A escrita é uma arte muito intimista, em cada página o autor coloca sempre algo de si. Algo que nunca seria partilhado ao público noutra situação e que de certa forma é uma exposição da sua intimidade. O autor vai nu em cada palavra que escreve. É um desafio difícil ser intimista e exibicionista em simultâneo, por essa razão há milhares de livros encarcerados em gavetas sem nunca verem a luz do dia.

E depois há um certo público que em consciência ou falta dela, passa as mãos no corpo nu do autor apontando erros, defeitos, abrindo as cicatrizes com um bisturi só para perceber o que existe por baixo, sem anestesia, sem pudor, decência ou respeito. Depois, viram-lhe as costas e deixam-no simplesmente a sangrar das feridas que infligiram, sejam no corpo, ou na alma. O autor deu-se e foi molestado, alguns morrem logo ali.

Não há maus autores, cada um com o seu corpo mais ou menos imperfeito teve a coragem de o mostrar e de se sujeitar a toques alheios, só isso é de se louvar. É preciso coragem de leão para se expor desta maneira, sem pudor, aberto ao que vier. Sempre com a esperança que entre o público haja alguém que lhe dê a mão e o incentive a caminhar, oferecendo remédio para as feridas e corrector para as deformidades.

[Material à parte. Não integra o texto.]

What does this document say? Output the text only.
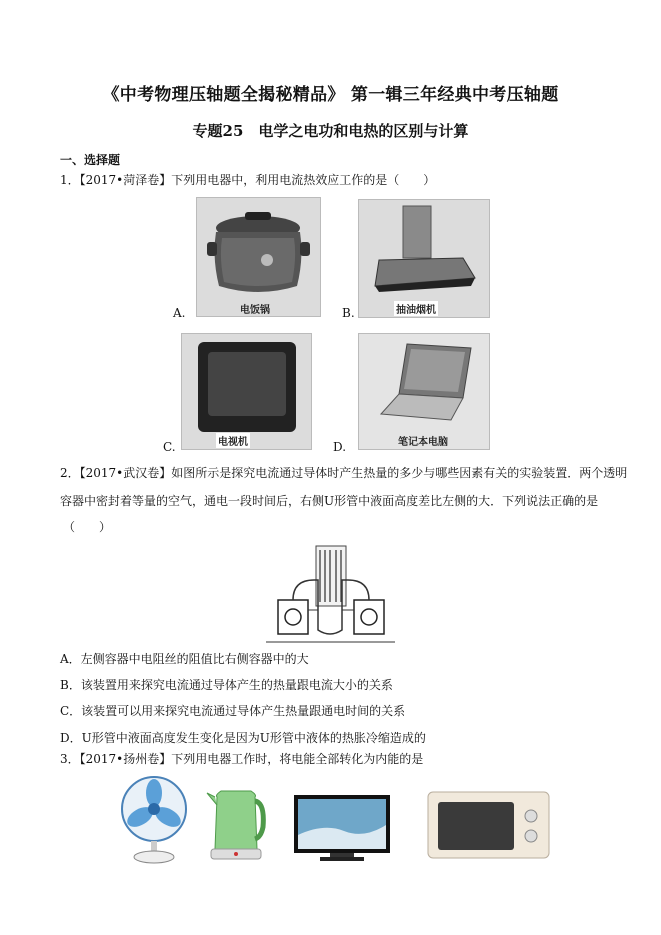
《中考物理压轴题全揭秘精品》 第一辑三年经典中考压轴题
专题25　电学之电功和电热的区别与计算
一、选择题
1．【2017•菏泽卷】下列用电器中，利用电流热效应工作的是（　　）
电饭锅
A.	抽油烟机
B.
电视机
C.	笔记本电脑
D.
2．【2017•武汉卷】如图所示是探究电流通过导体时产生热量的多少与哪些因素有关的实验装置．两个透明
容器中密封着等量的空气，通电一段时间后，右侧U形管中液面高度差比左侧的大．下列说法正确的是
（　　）
A．左侧容器中电阻丝的阻值比右侧容器中的大
B．该装置用来探究电流通过导体产生的热量跟电流大小的关系
C．该装置可以用来探究电流通过导体产生热量跟通电时间的关系
D．U形管中液面高度发生变化是因为U形管中液体的热胀冷缩造成的
3．【2017•扬州卷】下列用电器工作时，将电能全部转化为内能的是
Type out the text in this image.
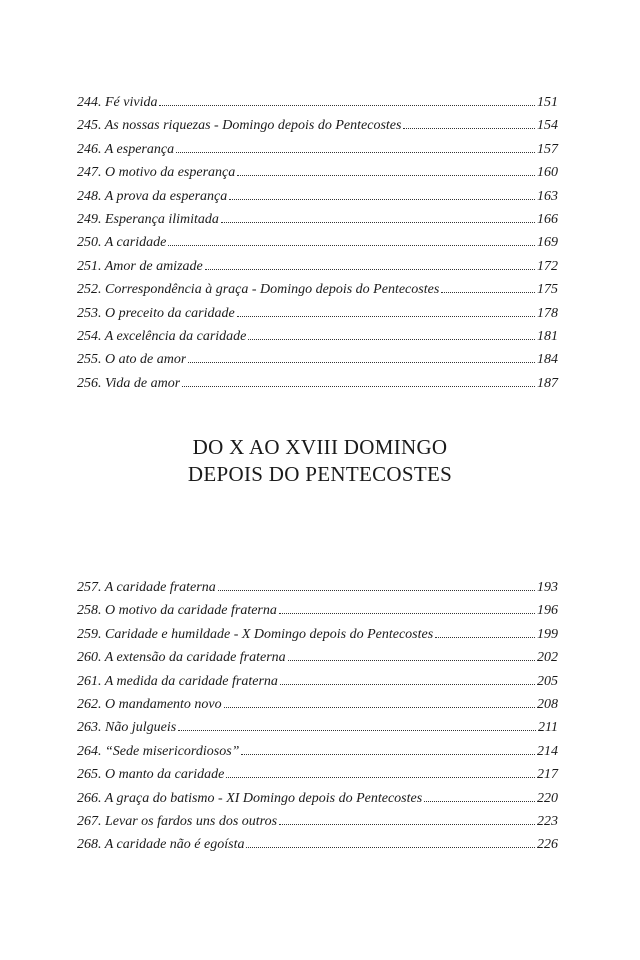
244. Fé vivida	151
245. As nossas riquezas - Domingo depois do Pentecostes	154
246. A esperança	157
247. O motivo da esperança	160
248. A prova da esperança	163
249. Esperança ilimitada	166
250. A caridade	169
251. Amor de amizade	172
252. Correspondência à graça - Domingo depois do Pentecostes	175
253. O preceito da caridade	178
254. A excelência da caridade	181
255. O ato de amor	184
256. Vida de amor	187
DO X AO XVIII DOMINGO
DEPOIS DO PENTECOSTES
257. A caridade fraterna	193
258. O motivo da caridade fraterna	196
259. Caridade e humildade - X Domingo depois do Pentecostes	199
260. A extensão da caridade fraterna	202
261. A medida da caridade fraterna	205
262. O mandamento novo	208
263. Não julgueis	211
264. “Sede misericordiosos”	214
265. O manto da caridade	217
266. A graça do batismo - XI Domingo depois do Pentecostes	220
267. Levar os fardos uns dos outros	223
268. A caridade não é egoísta	226
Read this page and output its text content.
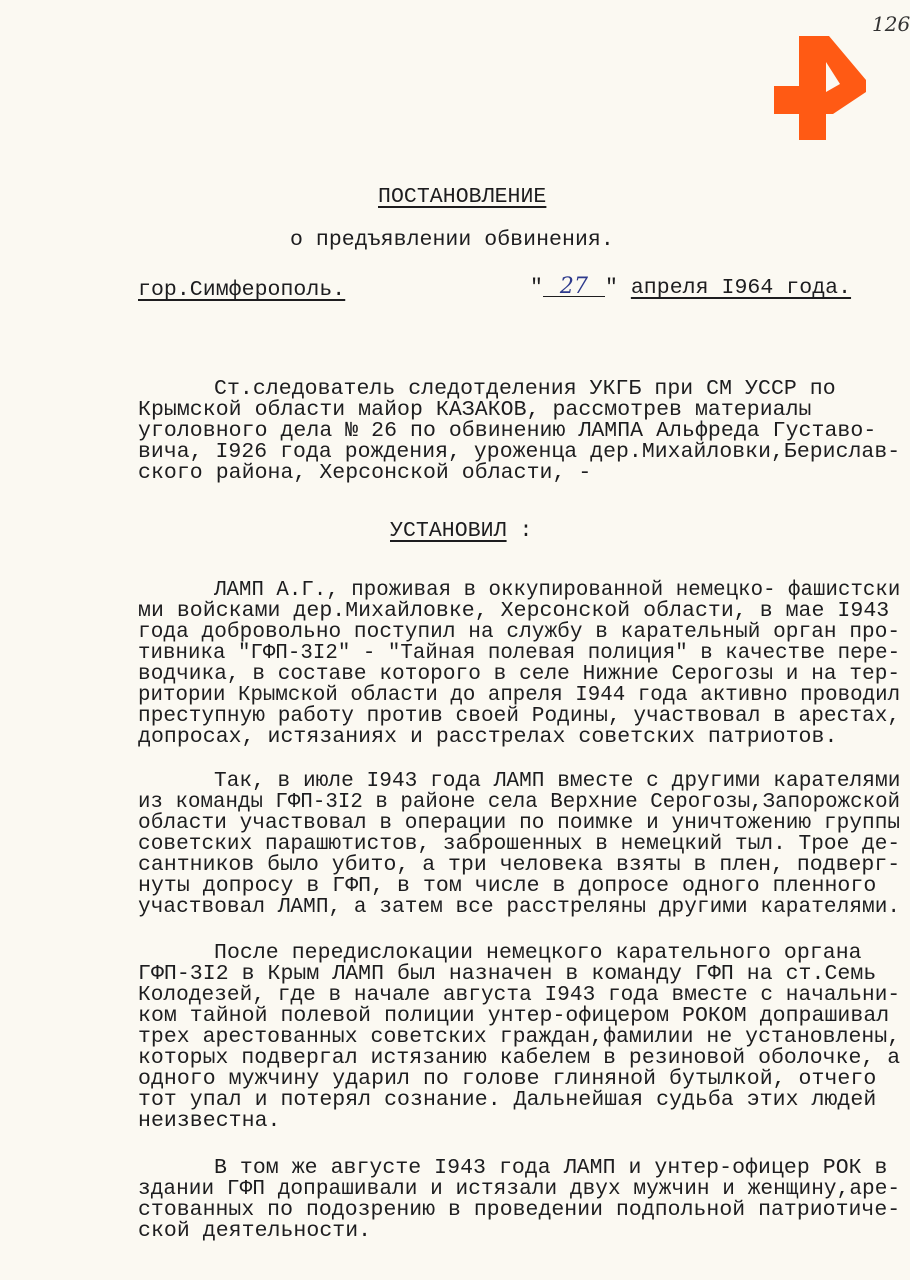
126
ПОСТАНОВЛЕНИЕ
о предъявлении обвинения.
гор.Симферополь.	" 27 " апреля I964 года.
Ст.следователь следотделения УКГБ при СМ УССР по
Крымской области майор КАЗАКОВ, рассмотрев материалы
уголовного дела № 26 по обвинению ЛАМПА Альфреда Густаво-
вича, I926 года рождения, уроженца дер.Михайловки,Берислав-
ского района, Херсонской области, -
УСТАНОВИЛ :
ЛАМП А.Г., проживая в оккупированной немецко- фашистски
ми войсками дер.Михайловке, Херсонской области, в мае I943
года добровольно поступил на службу в карательный орган про-
тивника "ГФП-3I2" - "Тайная полевая полиция" в качестве пере-
водчика, в составе которого в селе Нижние Серогозы и на тер-
ритории Крымской области до апреля I944 года активно проводил
преступную работу против своей Родины, участвовал в арестах,
допросах, истязаниях и расстрелах советских патриотов.
Так, в июле I943 года ЛАМП вместе с другими карателями
из команды ГФП-3I2 в районе села Верхние Серогозы,Запорожской
области участвовал в операции по поимке и уничтожению группы
советских парашютистов, заброшенных в немецкий тыл. Трое де-
сантников было убито, а три человека взяты в плен, подверг-
нуты допросу в ГФП, в том числе в допросе одного пленного
участвовал ЛАМП, а затем все расстреляны другими карателями.
После передислокации немецкого карательного органа
ГФП-3I2 в Крым ЛАМП был назначен в команду ГФП на ст.Семь
Колодезей, где в начале августа I943 года вместе с начальни-
ком тайной полевой полиции унтер-офицером РОКОМ допрашивал
трех арестованных советских граждан,фамилии не установлены,
которых подвергал истязанию кабелем в резиновой оболочке, а
одного мужчину ударил по голове глиняной бутылкой, отчего
тот упал и потерял сознание. Дальнейшая судьба этих людей
неизвестна.
В том же августе I943 года ЛАМП и унтер-офицер РОК в
здании ГФП допрашивали и истязали двух мужчин и женщину,аре-
стованных по подозрению в проведении подпольной патриотиче-
ской деятельности.
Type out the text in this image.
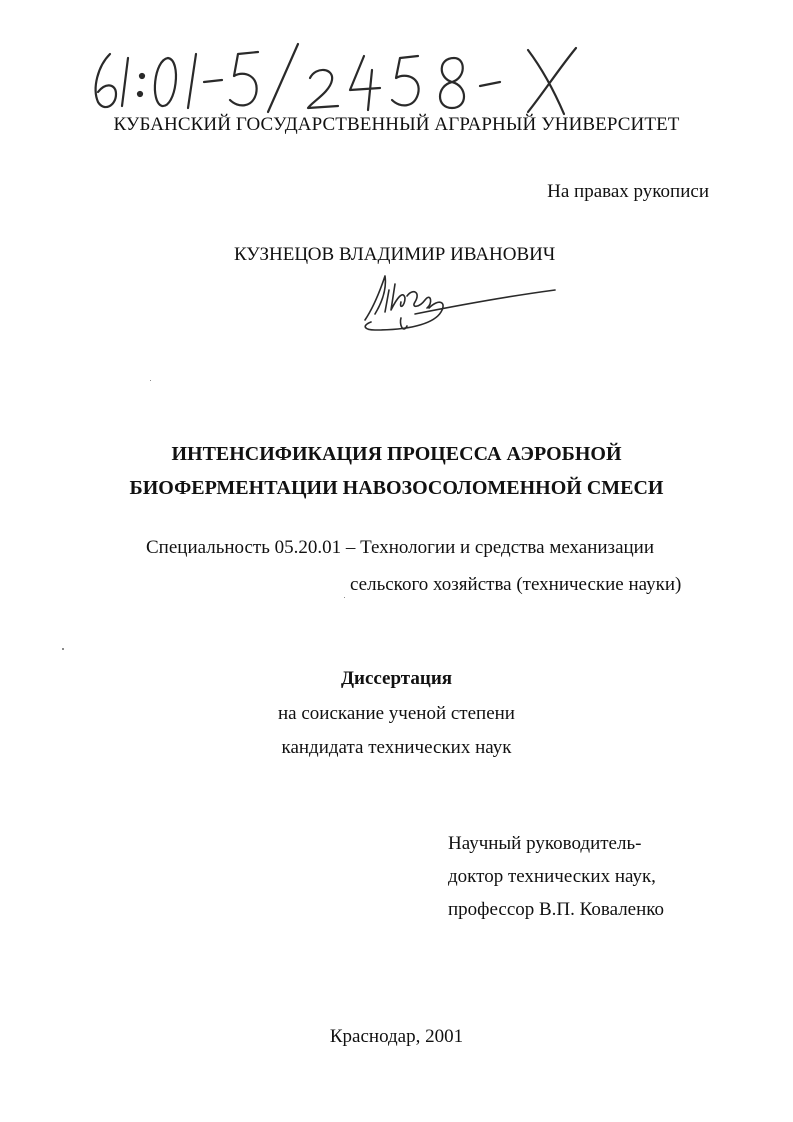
КУБАНСКИЙ ГОСУДАРСТВЕННЫЙ АГРАРНЫЙ УНИВЕРСИТЕТ
На правах рукописи
КУЗНЕЦОВ ВЛАДИМИР ИВАНОВИЧ
ИНТЕНСИФИКАЦИЯ ПРОЦЕССА АЭРОБНОЙ
БИОФЕРМЕНТАЦИИ НАВОЗОСОЛОМЕННОЙ СМЕСИ
Специальность 05.20.01 – Технологии и средства механизации
сельского хозяйства (технические науки)
Диссертация
на соискание ученой степени
кандидата технических наук
Научный руководитель-
доктор технических наук,
профессор В.П. Коваленко
Краснодар, 2001
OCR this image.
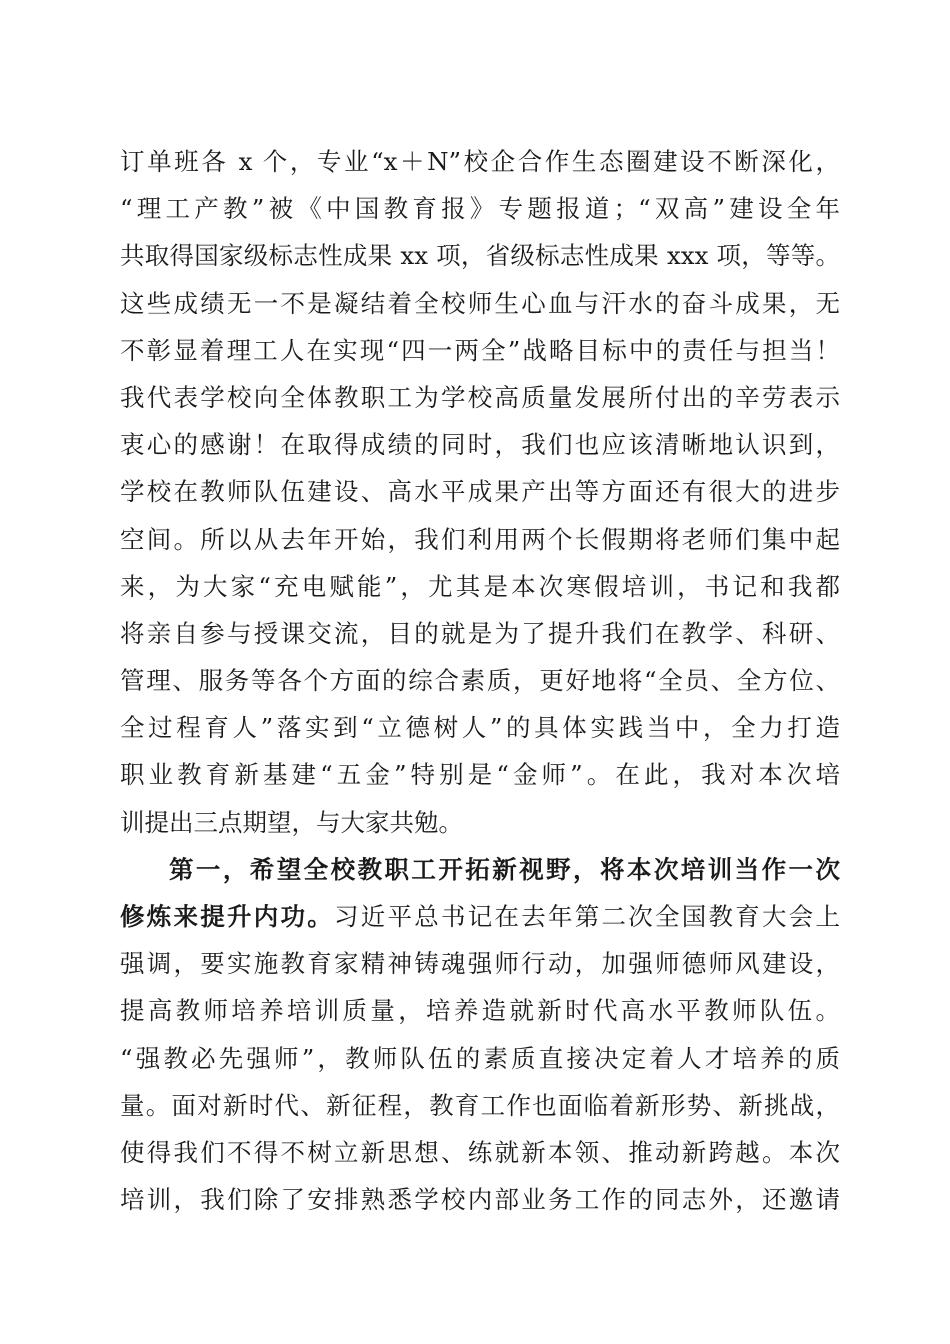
订单班各 x 个，专业“x＋N”校企合作生态圈建设不断深化，
“理工产教”被《中国教育报》专题报道；“双高”建设全年
共取得国家级标志性成果 xx 项，省级标志性成果 xxx 项，等等。
这些成绩无一不是凝结着全校师生心血与汗水的奋斗成果，无
不彰显着理工人在实现“四一两全”战略目标中的责任与担当！
我代表学校向全体教职工为学校高质量发展所付出的辛劳表示
衷心的感谢！在取得成绩的同时，我们也应该清晰地认识到，
学校在教师队伍建设、高水平成果产出等方面还有很大的进步
空间。所以从去年开始，我们利用两个长假期将老师们集中起
来，为大家“充电赋能”，尤其是本次寒假培训，书记和我都
将亲自参与授课交流，目的就是为了提升我们在教学、科研、
管理、服务等各个方面的综合素质，更好地将“全员、全方位、
全过程育人”落实到“立德树人”的具体实践当中，全力打造
职业教育新基建“五金”特别是“金师”。在此，我对本次培
训提出三点期望，与大家共勉。
第一，希望全校教职工开拓新视野，将本次培训当作一次
修炼来提升内功。习近平总书记在去年第二次全国教育大会上
强调，要实施教育家精神铸魂强师行动，加强师德师风建设，
提高教师培养培训质量，培养造就新时代高水平教师队伍。
“强教必先强师”，教师队伍的素质直接决定着人才培养的质
量。面对新时代、新征程，教育工作也面临着新形势、新挑战，
使得我们不得不树立新思想、练就新本领、推动新跨越。本次
培训，我们除了安排熟悉学校内部业务工作的同志外，还邀请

O autor não espera agradar a todos, sabe que é imperfeito, procura corrigir e aperfeiçoar-se ao longo do caminho com honestidade. Vai nu porque necessita conhecer os seus defeitos e alguns só podem ser visíveis se alguém mostrar que eles existem, estão lá, nas suas costas fora do seu campo de visão. Mas não necessita que lhe atirem pedras, escarafunchem nos erros, o castrem, mutilem e matem. Todos os males podem ser superados com respeito, simpatia e empatia.

A voçês que cobrem as próprias imperfeições em camadas de roupa que deturpam o corpo e disfarçam a mínima verruga, caminhando sob um manto de falsa perfeição, respeitem o autor que vai nu, observem, apontem sem tocar, com gentileza, não lhe cortem as pernas enquanto ele apenas aprende a andar.

sexta-feira, 7 de junho de 2024

Escritas rasgadas

 


Gosto de contar histórias sejam elas inventadas ou reais, gosto de escrever para que essas histórias voem livres por aí. Não estou pré-ocupada se vou ter sucesso, ser um bestseller ou ganhar o prémio Nobel. Apenas gosto de escrever histórias, criar personagens e mundos imaginários que tempero com realidades actuais e presentes nas nossas vidas. Tenho plena consciência de que o que escrevo não agrada a todos, pode agradar apenas a uns poucos ou até só a mim, não interessa. Faço-o porque me dá prazer, um prazer terapêutico e relaxante que me retira por momentos da amargura do mundo actual, estou na história, só o meu corpo está aqui é como sonhar acordada.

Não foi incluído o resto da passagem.